JUNEAU, Alaska (KTUU) - The Alaska House of Representatives passed a supplemental budget on Wednesday on a 35-2 vote that would see $299 million spent from the CBR for spending needed for the ongoing fiscal year.
Spending from the CBR requires a three-quarter majority vote from both the Senate and the House.
The supplemental budget erases much of the savings made last year by the governor and the Legislature.
Rep. Neal Foster, a Democrat from Nome, said the supplemental budget approved by the House contained no more spending than the governor’s request.
$128 million would go to Medicaid after the Legislature and governor made cuts that weren’t allowed by federal authorities. According to officials from the Dunleavy administration, there is a March 23 deadline to receive Medicaid funding to ensure service isn’t interrupted.
$110 million would be spent on Alaska’s 2019 fire season and to prepare for the 2020 fire season. The House also allocated $24 million that would go to ensuring 911 services continue to be available across Alaska.
The supplemental budget does not include $815 million requested by the governor through separate legislation to make a full 2019 Permanent Fund dividend for eligible Alaskans.

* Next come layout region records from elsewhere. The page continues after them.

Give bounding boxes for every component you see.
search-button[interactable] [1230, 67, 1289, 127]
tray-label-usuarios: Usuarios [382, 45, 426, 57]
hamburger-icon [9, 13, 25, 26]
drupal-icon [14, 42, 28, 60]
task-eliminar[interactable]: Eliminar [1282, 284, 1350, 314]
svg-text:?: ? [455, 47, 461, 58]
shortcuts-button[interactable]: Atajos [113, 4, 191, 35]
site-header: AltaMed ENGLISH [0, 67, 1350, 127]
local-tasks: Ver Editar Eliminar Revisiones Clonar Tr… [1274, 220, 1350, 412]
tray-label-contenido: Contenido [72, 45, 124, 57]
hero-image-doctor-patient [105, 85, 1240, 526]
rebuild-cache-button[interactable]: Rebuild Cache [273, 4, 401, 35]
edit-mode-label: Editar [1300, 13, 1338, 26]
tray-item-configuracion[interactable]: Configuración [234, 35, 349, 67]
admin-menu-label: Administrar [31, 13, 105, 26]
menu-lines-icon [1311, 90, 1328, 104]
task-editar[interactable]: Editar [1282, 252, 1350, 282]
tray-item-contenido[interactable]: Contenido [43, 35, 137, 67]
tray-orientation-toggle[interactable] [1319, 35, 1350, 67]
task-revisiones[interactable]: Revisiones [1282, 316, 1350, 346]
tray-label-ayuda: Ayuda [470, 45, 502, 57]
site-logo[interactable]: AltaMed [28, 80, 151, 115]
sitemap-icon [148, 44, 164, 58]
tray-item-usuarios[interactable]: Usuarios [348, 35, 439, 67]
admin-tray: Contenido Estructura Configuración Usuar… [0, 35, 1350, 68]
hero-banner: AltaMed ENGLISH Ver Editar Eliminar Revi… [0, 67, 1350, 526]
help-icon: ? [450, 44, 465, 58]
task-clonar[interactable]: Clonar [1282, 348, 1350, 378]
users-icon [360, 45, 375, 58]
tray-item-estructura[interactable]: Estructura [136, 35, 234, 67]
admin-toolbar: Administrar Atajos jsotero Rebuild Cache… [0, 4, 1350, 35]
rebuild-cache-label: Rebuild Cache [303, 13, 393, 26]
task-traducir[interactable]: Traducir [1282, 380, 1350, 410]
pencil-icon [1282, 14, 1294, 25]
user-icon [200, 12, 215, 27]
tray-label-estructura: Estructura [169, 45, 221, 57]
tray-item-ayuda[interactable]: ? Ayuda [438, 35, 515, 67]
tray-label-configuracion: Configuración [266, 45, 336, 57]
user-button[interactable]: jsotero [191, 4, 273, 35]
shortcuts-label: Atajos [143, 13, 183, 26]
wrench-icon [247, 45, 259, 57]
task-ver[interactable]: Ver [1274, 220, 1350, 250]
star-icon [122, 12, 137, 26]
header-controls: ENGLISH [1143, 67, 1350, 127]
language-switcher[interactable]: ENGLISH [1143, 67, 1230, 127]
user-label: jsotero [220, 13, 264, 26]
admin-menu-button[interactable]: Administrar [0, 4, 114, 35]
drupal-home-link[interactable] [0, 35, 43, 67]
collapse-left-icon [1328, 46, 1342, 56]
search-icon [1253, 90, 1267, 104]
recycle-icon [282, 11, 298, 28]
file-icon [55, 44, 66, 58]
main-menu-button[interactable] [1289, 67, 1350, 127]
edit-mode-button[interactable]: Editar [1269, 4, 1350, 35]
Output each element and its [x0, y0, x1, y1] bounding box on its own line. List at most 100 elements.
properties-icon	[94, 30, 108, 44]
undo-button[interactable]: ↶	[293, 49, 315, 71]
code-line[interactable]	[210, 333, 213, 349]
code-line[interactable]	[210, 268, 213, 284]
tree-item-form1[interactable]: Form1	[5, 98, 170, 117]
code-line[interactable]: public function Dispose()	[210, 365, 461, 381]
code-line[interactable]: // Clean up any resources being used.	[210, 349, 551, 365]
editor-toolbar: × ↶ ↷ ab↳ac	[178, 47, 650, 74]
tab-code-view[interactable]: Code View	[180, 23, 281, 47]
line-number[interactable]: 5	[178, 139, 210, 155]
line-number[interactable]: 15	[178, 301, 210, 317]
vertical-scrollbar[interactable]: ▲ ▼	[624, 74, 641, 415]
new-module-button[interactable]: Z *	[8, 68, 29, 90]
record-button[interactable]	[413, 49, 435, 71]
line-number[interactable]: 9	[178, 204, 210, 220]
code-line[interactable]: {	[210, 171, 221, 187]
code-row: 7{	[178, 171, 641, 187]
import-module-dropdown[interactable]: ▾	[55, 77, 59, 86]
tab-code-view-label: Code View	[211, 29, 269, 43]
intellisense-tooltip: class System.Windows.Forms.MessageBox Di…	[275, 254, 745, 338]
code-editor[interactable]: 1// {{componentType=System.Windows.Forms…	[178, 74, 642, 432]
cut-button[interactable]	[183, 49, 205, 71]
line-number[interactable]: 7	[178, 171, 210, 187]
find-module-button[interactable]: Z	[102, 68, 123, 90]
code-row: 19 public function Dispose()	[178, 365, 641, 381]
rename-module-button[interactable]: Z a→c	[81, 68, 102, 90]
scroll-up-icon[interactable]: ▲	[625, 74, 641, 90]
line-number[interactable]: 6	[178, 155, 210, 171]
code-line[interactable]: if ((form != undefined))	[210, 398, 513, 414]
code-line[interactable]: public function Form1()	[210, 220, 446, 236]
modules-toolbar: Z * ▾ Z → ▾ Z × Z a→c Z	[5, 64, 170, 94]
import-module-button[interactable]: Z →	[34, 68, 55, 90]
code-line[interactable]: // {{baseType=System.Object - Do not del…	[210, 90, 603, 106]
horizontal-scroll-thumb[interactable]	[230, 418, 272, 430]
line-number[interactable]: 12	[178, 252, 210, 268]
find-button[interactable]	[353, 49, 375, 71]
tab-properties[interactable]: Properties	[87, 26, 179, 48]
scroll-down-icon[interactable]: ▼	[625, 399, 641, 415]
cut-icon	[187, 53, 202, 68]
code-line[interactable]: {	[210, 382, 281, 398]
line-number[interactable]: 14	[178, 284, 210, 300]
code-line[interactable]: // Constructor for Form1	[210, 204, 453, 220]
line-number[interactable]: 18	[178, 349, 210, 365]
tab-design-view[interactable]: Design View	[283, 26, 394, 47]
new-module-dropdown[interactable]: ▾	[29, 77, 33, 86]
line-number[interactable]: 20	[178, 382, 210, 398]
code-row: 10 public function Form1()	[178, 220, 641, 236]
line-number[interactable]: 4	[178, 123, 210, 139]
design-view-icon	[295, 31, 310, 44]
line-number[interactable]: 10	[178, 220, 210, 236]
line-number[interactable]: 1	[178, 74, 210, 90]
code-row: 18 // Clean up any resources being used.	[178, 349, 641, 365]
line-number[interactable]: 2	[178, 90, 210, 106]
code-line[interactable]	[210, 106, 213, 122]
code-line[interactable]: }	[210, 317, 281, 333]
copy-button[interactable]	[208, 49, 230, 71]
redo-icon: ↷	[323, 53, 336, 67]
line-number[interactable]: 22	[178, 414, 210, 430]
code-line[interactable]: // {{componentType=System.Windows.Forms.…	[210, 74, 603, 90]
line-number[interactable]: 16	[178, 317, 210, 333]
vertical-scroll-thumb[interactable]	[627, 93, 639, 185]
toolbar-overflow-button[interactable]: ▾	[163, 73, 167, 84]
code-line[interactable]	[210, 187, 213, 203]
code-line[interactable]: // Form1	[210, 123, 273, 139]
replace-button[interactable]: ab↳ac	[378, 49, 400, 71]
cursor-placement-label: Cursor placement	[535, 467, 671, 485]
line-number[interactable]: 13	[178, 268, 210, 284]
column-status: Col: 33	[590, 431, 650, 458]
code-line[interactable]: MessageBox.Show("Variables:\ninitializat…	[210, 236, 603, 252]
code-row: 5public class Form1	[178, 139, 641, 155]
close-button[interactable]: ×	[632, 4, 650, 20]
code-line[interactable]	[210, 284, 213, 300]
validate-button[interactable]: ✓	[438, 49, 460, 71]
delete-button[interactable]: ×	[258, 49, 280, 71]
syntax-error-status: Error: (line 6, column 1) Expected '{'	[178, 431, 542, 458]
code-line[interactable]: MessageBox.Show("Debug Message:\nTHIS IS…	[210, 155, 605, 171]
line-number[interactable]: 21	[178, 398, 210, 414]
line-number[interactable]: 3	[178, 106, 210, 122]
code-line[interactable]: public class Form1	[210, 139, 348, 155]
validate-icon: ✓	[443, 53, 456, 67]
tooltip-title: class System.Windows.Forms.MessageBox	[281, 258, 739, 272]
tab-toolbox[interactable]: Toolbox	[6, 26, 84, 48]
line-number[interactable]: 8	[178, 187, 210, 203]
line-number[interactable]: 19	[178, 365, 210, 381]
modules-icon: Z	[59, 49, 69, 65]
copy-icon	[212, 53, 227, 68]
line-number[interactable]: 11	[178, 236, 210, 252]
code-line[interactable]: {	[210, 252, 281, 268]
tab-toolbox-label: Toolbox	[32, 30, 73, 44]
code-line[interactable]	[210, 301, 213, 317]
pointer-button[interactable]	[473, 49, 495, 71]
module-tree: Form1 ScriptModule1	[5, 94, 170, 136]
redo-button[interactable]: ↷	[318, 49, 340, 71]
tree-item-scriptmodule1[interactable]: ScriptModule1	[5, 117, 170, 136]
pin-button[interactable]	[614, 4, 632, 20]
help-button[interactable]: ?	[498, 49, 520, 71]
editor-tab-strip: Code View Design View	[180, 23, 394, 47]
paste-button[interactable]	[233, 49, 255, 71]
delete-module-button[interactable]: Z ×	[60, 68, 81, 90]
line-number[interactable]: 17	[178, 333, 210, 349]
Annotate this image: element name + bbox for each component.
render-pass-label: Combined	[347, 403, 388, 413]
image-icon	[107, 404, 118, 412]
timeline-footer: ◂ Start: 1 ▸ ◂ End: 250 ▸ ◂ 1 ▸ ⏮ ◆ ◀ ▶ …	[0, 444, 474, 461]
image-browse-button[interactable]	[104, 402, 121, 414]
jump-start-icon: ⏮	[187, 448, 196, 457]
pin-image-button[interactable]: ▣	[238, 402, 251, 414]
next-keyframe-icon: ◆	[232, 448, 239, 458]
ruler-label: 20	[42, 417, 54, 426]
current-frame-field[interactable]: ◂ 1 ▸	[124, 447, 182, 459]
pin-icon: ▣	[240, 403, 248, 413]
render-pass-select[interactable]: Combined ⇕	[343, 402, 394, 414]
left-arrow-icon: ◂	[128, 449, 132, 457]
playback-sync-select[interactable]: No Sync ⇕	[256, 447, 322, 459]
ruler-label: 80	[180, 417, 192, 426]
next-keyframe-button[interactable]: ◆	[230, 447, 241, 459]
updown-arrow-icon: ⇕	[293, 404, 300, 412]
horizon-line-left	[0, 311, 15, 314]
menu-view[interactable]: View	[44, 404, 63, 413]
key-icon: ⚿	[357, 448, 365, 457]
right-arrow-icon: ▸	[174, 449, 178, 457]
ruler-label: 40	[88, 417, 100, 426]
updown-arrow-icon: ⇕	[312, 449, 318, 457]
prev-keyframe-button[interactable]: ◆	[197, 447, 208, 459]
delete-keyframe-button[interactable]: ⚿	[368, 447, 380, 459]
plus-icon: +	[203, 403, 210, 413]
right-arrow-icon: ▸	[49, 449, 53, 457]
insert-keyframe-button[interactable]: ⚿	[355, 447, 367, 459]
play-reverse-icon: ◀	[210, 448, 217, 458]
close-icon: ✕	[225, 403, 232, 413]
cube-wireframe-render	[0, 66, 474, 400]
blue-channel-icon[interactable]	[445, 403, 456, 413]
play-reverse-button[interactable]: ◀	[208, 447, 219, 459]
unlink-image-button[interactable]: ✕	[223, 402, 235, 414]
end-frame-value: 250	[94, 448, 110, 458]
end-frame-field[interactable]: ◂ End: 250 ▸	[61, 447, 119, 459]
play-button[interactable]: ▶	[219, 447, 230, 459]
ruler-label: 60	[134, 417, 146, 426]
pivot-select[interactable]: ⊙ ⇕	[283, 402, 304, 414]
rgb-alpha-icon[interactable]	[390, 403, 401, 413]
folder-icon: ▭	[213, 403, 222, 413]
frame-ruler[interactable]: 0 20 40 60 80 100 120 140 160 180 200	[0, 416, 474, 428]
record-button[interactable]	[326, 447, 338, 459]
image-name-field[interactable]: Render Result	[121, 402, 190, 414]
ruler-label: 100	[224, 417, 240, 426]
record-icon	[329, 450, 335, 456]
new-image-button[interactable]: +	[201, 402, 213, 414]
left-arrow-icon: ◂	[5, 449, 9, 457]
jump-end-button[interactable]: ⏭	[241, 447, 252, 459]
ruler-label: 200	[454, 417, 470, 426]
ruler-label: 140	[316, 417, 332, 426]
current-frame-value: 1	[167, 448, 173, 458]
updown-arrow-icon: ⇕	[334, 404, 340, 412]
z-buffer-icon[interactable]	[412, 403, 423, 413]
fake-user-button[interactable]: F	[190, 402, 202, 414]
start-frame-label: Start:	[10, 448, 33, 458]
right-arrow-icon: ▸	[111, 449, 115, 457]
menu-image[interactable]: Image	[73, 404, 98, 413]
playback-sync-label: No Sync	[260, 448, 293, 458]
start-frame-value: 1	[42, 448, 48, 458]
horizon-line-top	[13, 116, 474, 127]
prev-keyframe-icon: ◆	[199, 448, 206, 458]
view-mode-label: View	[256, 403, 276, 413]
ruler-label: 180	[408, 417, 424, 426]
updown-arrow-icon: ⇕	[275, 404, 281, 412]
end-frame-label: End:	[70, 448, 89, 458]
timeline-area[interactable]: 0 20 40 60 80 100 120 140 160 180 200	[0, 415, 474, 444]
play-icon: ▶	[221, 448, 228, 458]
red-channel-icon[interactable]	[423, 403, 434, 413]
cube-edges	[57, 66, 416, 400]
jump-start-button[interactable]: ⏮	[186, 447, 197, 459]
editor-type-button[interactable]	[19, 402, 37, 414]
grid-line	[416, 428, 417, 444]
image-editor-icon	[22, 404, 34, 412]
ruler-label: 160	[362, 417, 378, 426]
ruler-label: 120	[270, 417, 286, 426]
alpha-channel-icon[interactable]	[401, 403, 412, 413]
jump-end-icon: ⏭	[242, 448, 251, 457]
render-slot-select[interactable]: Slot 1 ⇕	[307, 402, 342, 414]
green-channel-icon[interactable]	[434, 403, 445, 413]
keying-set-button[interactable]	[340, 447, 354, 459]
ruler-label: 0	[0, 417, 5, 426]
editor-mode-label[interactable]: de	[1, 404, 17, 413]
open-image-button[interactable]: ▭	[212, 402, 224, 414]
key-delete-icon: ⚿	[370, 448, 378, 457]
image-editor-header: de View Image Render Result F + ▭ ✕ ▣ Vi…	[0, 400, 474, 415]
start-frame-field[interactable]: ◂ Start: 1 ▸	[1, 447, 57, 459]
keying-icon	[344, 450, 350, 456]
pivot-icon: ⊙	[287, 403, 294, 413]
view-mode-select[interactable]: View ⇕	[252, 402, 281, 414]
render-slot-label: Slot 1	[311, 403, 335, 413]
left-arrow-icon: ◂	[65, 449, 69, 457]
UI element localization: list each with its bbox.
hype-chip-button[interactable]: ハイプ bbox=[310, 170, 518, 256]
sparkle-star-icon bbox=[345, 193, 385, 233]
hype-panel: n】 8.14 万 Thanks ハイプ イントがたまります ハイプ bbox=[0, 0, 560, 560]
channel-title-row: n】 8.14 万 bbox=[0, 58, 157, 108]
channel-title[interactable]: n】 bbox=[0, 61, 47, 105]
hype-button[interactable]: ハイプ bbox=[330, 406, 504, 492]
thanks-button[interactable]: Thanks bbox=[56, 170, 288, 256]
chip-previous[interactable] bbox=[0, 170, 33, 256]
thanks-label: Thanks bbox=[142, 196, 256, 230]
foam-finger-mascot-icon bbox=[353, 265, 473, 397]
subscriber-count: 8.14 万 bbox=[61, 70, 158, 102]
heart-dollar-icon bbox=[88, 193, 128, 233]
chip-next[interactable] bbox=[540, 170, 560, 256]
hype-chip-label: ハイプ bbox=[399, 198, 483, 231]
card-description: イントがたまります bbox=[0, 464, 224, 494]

The budget for the next fiscal year continues to be debated after a year of fiscal turmoil.
Gov. Mike Dunleavy introduced a budget proposal in February of 2019 with $1.6 billion in cuts. Most of the governor’s budget cuts were ultimately rejected by the Legislature.
Two rounds of vetoes and a split special session followed amid heated debates over the size of the PFD.
The 2019 session also saw the House fail to organize for over a month.
The 2020 legislative session has run much more smoothly, for now.
Rep. Lance Pruitt, R-Anchorage, the House minority leader, said conversations are ongoing between the Senate and House caucuses and the Finance Committee co-chairs. “Dialog is much better than last year,” he said.
In December of 2019, the governor proposed a virtually flat budget with a full statutory PFD for the fiscal year starting in July. The budget would be funded by spending $1.5 billion of the roughly $2 billion left in the Constitutional Budget Reserve (CBR), the state’s one remaining savings account.
The governor said his proposal was the beginning of conversations with Alaskans over their fiscal priorities.
The proposal to spend down the CBR received a frosty reception from lawmakers across the aisle.
At the time of the governor’s announcement, Rep. Jennifer Johnston, R-Anchorage, spoke in opposition to drawing down the CBR to pay a dividend that would likely top $3,000 per eligible Alaskan.
“In the last year alone, we saw a record fire season and the largest earthquake since 1964,” Johnston said through a prepared statement. “It would be reckless to drain our primary savings account for the largest PFD in history.”
After years of cuts to state spending, Rep. Bryce Edgmon, I-Dillingham, told reporters that the governor’s proposal signaled that Alaska had reached a floor that the budget could be reduced.
The operating budget before the House Finance Committee currently does not draw down the CBR nor does it contain a PFD. The size of the 2020 PFD would likely be considered through other legislation.
Debates about changing the formula that calculates the PFD are expected later in the legislative session.
The operating budget which is headed to the House floor doesn’t make major changes to the request made by the governor, but there are some additional spending items:
- The University of Alaska would see an additional $10.5 million for higher staff salaries approved by the Board of Regents.
- The Alaska Marine Highway System would see an additional $18 million to get ferries back on the water and for extra sailings.
- An additional $5 million would be spent on preparing for the 2020 wildfire season.
- $3.4 million would go to the Ocean Ranger program that was vetoed by the governor.
- $1 million would go to public media after the governor vetoed $2.7 million in 2019.
- $400,000 would go to the Department of Corrections to aid in recruitment efforts.
Like the governor’s budget request, the House Finance Committee’s operating budget would see municipal governments receive 50% of the state’s obligation for school bond debt reimbursement.